Prediction Model Helps Determine Risks
A prediction score that includes factors such as age, blood pressure, and heart and respiratory rate has been developed for patients who received out-of-hospital emergency care associated with the development of a critical illness during their hospitalization. This could include complications such as severe sepsis, the need for mechanical ventilation or death. The study has been published in an upcoming issue of JAMA.
“Hospitals vary widely in quality of critical care. Consequently, the outcomes of critically ill patients may be improved by concentrating care at more experienced centers. By centralizing patients who are at greater risk of mortality in referral hospitals, regionalized care in critical illness may achieve improvements in outcome similar to trauma networks,” the authors write. “Early identification of non-trauma patients in need of critical care services in the emergency setting may improve triage decisions and facilitate regionalization of critical care.”

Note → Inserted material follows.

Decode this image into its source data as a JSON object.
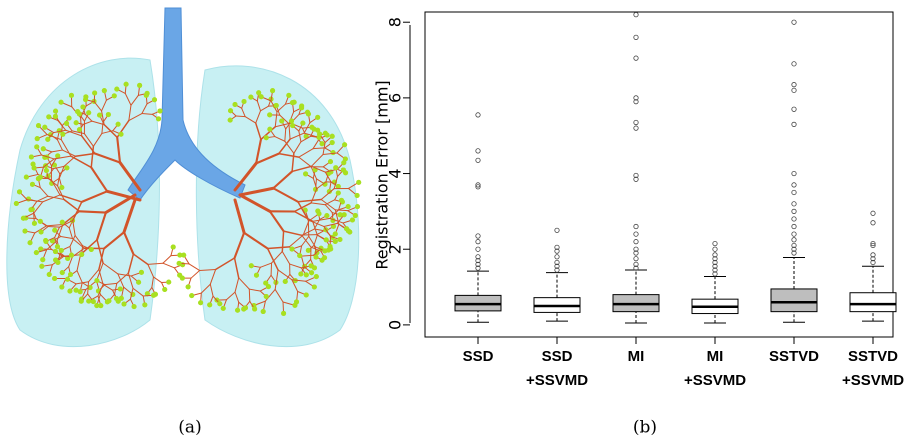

Christopher W. Seymour, M.D., M.Sc., of Harborview Medical Center, University of Washington, and colleagues conducted a study to develop a tool for prediction of critical illness during out-of-hospital care in non-injured, non-cardiac arrest patients. They hypothesized that objective, out-of-hospital factors could discriminate between patients who were and were not likely to develop critical illness during hospitalization.
Critical illness occurred during hospitalization in five percent of the development and validation cohorts. Multi-variable predictors of critical illness (which was defined as severe sepsis, delivery of mechanical ventilation or death during hospitalization) included older age, lower systolic blood pressure, abnormal respiratory rate, lower Glasgow Coma Scale score, lower pulse oximetry (measurement of oxygenation of hemoglobin), and nursing home residence during out-of-hospital care. Using a score threshold of four or higher, sensitivity was 0.22 and specificity was 0.98.
“We demonstrate the role that simple physiologic assessment can play in risk stratification in the pre-hospital period among non-injured patients. The model provides an important foundation for future efforts to identify patients at greatest risk of critical illness using information from the out-of-hospital phase of emergency care,” the authors write. “Although improved accuracy and external validation are required, this model provides a foundation for future efforts to identify non-injured patients who may benefit from coordinated systems that regionalize emergency care.”